Your excellent leader (The Guardian view on Little Amal: telling the unpalatable truth, 20 October) is a timely reminder of the proper value of art in an era when irony seems to have expired with the appointment of culture secretaries such as Oliver Dowden and Nadine Dorries. In England, this apparent decline in how we see our culture has been accompanied by the slow erosion of integrity, over the past 35 years, in an increasingly politically compromised Arts Council.
This trend began in 1985 under William Rees-Mogg’s chairmanship, when the Arts Council’s annual bid to the Treasury was published as a glossy “prospectus” at the time of Thatcher’s privatisation of public assets. It was entitled A Great British Success Story: An Invitation to the Nation to Invest in the Arts. The cover design consisted of ticket stubs for events, showing admission prices. No increase in annual grant resulted. It then took the centralising control-freakery of New Labour’s two culture ministry Tessas – Jowell and Blackstone – in 2001 to destroy the close relationships built up over decades with local government across England by sanctioning the Arts Council’s hostile takeover of the regional arts boards – the same boards that had taken on this role after the central body’s casual abandonment of regional arts events in 1956 and the inevitable ensuing bias towards metropolitan London.

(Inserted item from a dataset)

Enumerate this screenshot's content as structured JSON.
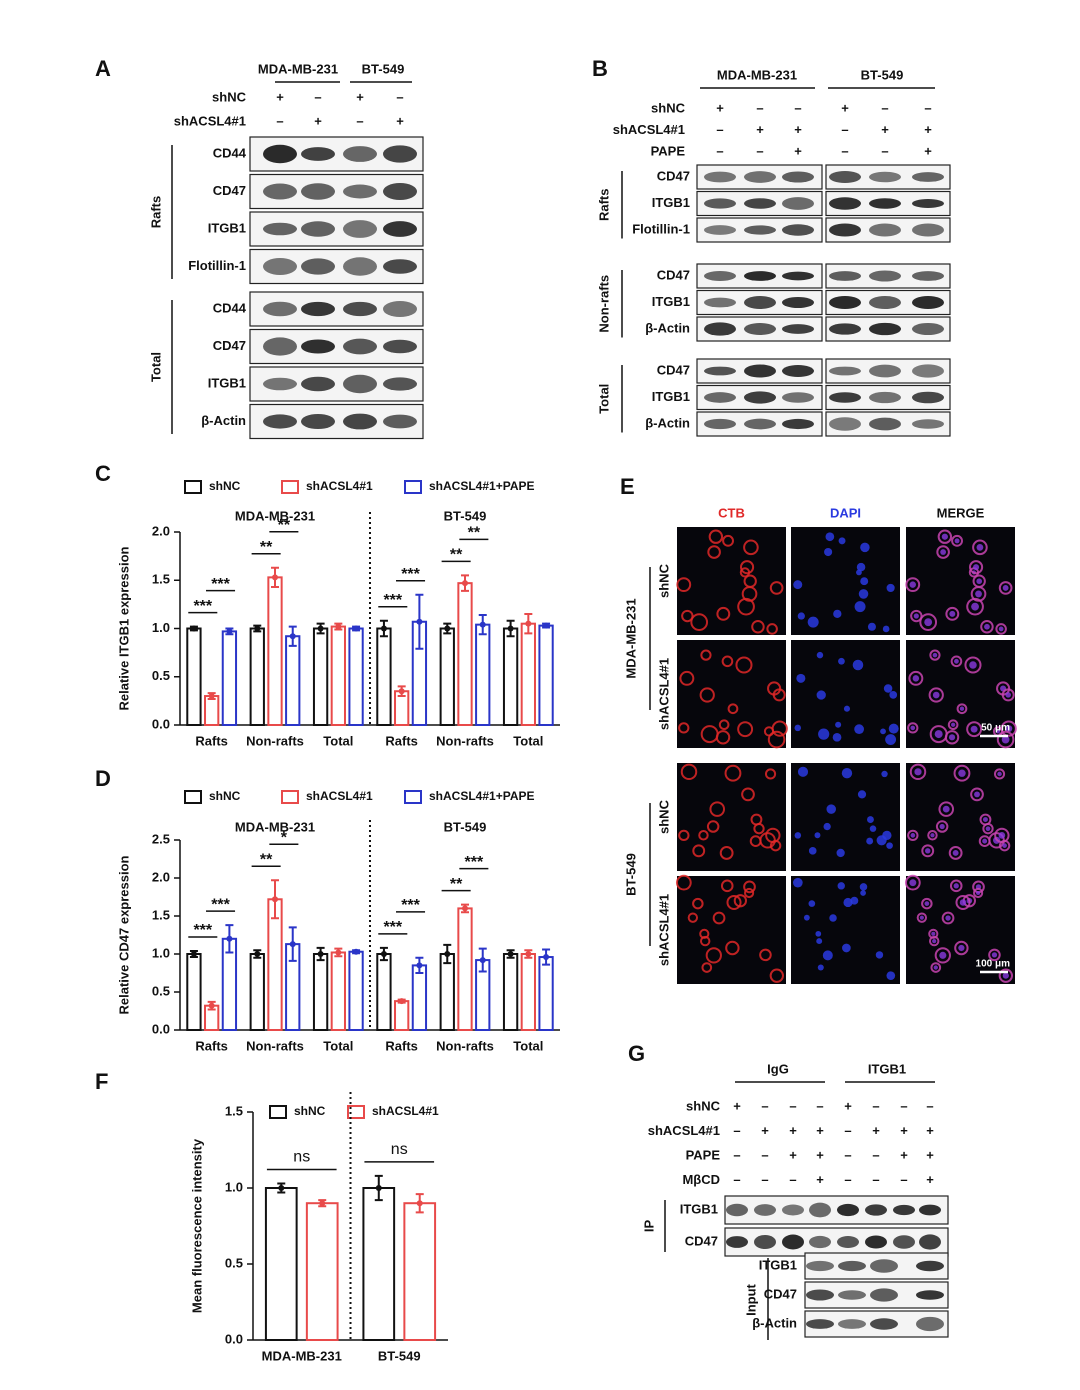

Your editorial highlights both the beauty and brutality of art, whether in the form of objects, paintings, books or plays. I have been following “the walk” undertaken by the giant puppet Little Amal from the Turkey-Syria border to the UK, and am reminded of a novel by the author Peter Barry, also called The Walk, in which a young Ethiopian man is encouraged to walk from Heathrow to Trafalgar Square to raise money for famine relief in Africa, despite being weak with hunger. Both walks are for charity; both illustrate the axiom that seeing is believing; both were successful in their aim to raise money and awareness; and both sadly resulted in public loathing as well as empathy. Should life imitate art, or should art imitate life? I think the hatred of some people for beauty and good means that art must, as you argue, provide education as well as joy, otherwise that hatred will continue unchallenged.
Your editorial describes how the puppet of a young girl being walked from Turkey to the UK charmed but also disturbed audiences en route. It also refers to Lucy Kirkwood’s new short play, Maryland, as “a terrible thing to watch: a howl of pain and anger about violence against women”. Art acting as society’s conscience is what drove Ibsen to write: “My plays make people uncomfortable because when they see them they have to think … people want to be effortlessly entertained, not to be told unpleasant truths.” A script-in-hand performance at the Royal Court theatre and a puppet being carried overland from Turkey: one a reminder of the horror of violence against women, the other a chance to imagine a refugee child’s desperate journey across Europe. Both examples of what makes theatre so relevant and so important.
As a wise person once said: “Art should comfort the disturbed and disturb the comfortable.”